The directed-network campaigning model that emerges from our report provides a clear and simple model to build on for organizers wishing to give their campaigns the best chances of winning. The incentives to adopt this new model are clear, but changing old practices and attitudes is never easy.

 

Four principles of directed-network campaigning

Here’s a short overview of the model, cut from a keynote speech Jason Mogus gave to the PowerShift 2017 conference in Melbourne, Australia recently.

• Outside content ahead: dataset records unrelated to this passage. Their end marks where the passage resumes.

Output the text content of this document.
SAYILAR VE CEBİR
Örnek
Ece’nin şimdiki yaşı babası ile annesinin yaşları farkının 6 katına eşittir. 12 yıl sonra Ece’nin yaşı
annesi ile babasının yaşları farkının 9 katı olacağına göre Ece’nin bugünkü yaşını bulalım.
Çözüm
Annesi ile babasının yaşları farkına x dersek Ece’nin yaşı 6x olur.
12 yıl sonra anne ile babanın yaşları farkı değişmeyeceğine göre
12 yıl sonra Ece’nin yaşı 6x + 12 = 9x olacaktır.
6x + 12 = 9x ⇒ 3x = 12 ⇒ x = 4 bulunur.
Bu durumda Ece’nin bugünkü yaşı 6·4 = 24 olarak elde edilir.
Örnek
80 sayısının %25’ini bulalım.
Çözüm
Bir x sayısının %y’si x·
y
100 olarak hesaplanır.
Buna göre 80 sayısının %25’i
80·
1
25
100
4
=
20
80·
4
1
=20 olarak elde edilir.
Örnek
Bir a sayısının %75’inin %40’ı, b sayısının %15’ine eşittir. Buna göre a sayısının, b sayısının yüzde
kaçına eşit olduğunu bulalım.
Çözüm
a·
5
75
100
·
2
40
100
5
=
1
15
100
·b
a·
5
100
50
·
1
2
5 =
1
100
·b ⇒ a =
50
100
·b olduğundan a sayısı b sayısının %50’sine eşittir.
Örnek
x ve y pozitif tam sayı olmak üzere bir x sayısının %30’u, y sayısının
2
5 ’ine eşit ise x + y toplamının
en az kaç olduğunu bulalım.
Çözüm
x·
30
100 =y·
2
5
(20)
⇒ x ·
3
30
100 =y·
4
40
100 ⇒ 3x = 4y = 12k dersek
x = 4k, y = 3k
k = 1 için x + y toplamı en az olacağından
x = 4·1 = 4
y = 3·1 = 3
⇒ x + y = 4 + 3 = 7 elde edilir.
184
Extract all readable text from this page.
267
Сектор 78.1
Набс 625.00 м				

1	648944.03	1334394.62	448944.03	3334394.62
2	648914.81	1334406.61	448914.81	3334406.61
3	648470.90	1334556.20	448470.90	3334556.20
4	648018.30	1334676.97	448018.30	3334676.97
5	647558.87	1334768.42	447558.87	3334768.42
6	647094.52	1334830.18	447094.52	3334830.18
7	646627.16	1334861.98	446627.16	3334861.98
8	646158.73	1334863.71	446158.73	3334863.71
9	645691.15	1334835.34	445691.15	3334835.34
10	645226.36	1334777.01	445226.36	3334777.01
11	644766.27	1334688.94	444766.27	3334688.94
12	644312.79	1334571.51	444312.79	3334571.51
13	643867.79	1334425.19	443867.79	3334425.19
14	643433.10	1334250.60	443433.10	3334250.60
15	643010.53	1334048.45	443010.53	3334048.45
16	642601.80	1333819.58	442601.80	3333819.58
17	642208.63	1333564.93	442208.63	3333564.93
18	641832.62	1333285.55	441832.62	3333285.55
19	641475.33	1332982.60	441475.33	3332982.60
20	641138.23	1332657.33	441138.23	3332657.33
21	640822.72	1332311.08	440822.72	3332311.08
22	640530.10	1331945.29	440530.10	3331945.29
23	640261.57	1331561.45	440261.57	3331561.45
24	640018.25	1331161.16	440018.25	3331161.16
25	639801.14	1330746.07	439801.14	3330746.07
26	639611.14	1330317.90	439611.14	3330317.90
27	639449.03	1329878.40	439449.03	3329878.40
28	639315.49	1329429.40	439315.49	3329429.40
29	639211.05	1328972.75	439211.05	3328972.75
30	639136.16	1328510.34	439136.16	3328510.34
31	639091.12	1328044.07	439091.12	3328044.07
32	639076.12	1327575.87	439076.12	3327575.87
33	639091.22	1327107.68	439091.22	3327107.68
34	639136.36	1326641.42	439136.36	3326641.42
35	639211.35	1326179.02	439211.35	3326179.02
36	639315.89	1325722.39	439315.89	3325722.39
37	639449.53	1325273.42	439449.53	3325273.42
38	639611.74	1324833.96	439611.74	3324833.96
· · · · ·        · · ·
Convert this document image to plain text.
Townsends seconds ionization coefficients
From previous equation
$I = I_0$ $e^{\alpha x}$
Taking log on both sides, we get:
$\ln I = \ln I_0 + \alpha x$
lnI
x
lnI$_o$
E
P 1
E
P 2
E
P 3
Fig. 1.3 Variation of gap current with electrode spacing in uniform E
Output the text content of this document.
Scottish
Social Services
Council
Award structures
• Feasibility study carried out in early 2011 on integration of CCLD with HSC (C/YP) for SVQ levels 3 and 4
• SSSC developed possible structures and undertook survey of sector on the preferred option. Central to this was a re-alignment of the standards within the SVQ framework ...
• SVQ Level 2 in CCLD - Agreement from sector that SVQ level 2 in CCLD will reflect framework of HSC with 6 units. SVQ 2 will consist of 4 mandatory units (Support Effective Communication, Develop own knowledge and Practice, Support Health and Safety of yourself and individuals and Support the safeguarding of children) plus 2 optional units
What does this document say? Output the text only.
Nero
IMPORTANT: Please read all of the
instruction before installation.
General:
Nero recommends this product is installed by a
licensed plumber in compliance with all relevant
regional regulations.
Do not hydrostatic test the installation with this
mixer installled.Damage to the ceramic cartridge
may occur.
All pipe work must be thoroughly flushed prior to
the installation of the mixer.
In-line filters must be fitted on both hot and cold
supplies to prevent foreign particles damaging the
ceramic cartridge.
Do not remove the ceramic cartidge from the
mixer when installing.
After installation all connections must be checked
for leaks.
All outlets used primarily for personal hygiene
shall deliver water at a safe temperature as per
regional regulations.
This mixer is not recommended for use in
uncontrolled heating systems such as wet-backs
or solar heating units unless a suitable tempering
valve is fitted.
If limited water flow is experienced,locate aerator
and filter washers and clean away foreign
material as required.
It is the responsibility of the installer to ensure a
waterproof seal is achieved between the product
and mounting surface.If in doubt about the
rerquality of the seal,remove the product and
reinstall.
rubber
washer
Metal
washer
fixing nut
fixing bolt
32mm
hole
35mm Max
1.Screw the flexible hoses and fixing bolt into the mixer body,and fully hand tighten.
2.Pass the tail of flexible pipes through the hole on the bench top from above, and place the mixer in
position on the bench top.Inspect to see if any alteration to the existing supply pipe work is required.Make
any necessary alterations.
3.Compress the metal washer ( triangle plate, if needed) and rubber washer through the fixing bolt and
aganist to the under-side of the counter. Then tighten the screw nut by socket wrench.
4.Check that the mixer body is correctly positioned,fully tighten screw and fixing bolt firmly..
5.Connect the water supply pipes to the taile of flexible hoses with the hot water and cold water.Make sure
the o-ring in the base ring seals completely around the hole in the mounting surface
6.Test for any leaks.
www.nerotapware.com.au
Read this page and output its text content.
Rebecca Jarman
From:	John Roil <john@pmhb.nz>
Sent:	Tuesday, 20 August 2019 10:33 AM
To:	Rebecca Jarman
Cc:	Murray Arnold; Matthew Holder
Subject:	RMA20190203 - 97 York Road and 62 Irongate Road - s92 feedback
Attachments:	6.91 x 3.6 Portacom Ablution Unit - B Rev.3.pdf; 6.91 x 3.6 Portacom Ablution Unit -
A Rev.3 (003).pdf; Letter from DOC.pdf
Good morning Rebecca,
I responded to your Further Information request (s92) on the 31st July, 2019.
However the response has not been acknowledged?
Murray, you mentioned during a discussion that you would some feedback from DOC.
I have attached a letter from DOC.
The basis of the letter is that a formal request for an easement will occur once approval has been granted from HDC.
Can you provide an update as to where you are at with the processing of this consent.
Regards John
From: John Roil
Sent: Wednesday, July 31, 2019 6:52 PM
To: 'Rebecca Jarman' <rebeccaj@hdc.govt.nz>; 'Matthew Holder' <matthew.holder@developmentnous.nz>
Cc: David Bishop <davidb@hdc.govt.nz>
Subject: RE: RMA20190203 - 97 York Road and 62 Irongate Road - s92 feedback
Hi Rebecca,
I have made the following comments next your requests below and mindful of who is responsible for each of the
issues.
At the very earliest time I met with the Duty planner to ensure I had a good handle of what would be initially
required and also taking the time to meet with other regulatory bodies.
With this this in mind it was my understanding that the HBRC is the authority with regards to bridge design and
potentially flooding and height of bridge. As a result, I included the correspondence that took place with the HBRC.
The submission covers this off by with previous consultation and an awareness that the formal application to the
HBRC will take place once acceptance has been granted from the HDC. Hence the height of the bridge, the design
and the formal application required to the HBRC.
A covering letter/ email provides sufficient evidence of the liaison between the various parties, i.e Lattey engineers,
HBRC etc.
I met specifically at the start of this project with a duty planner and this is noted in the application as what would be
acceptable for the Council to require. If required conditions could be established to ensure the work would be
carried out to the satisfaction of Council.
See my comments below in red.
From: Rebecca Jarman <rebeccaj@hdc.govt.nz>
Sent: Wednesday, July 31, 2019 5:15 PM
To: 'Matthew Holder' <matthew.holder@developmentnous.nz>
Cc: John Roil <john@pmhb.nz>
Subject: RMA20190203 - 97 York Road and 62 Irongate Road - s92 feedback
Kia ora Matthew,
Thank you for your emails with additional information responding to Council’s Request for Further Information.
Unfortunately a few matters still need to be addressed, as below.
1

Since our goal is to transmit a model that can be replicated by other campaigners, we packaged the directed-network campaigning model into a set of practical approaches that show how leading campaigners bring it to life. The approaches we highlight are grouped into four separate campaign orientations that we call “principles”.

The first two principles, opening to grassroots power and building cross-movement network hubs, represent horizontal approaches that leave more power and agency with supporters and build more diverse cross-movement networks around causes.

Principles three and four, frame a compelling cause and run with focus and discipline, pertain more to the framing, management and proper execution of campaigns – typically areas that rely on the oversight of a central leadership body.

Understanding and implementing approaches from each of the four principles will allow organizers to set up and run directed-network campaigns and, in this way, apply a model that consistently achieves high impact and force amplification in today’s challenging advocacy landscape.

In future blog posts, we will introduce the principles of directed-network campaigning and then break them down into concrete approaches. For each approach, we illustrate how successful campaigning organisations have implemented them in their own way.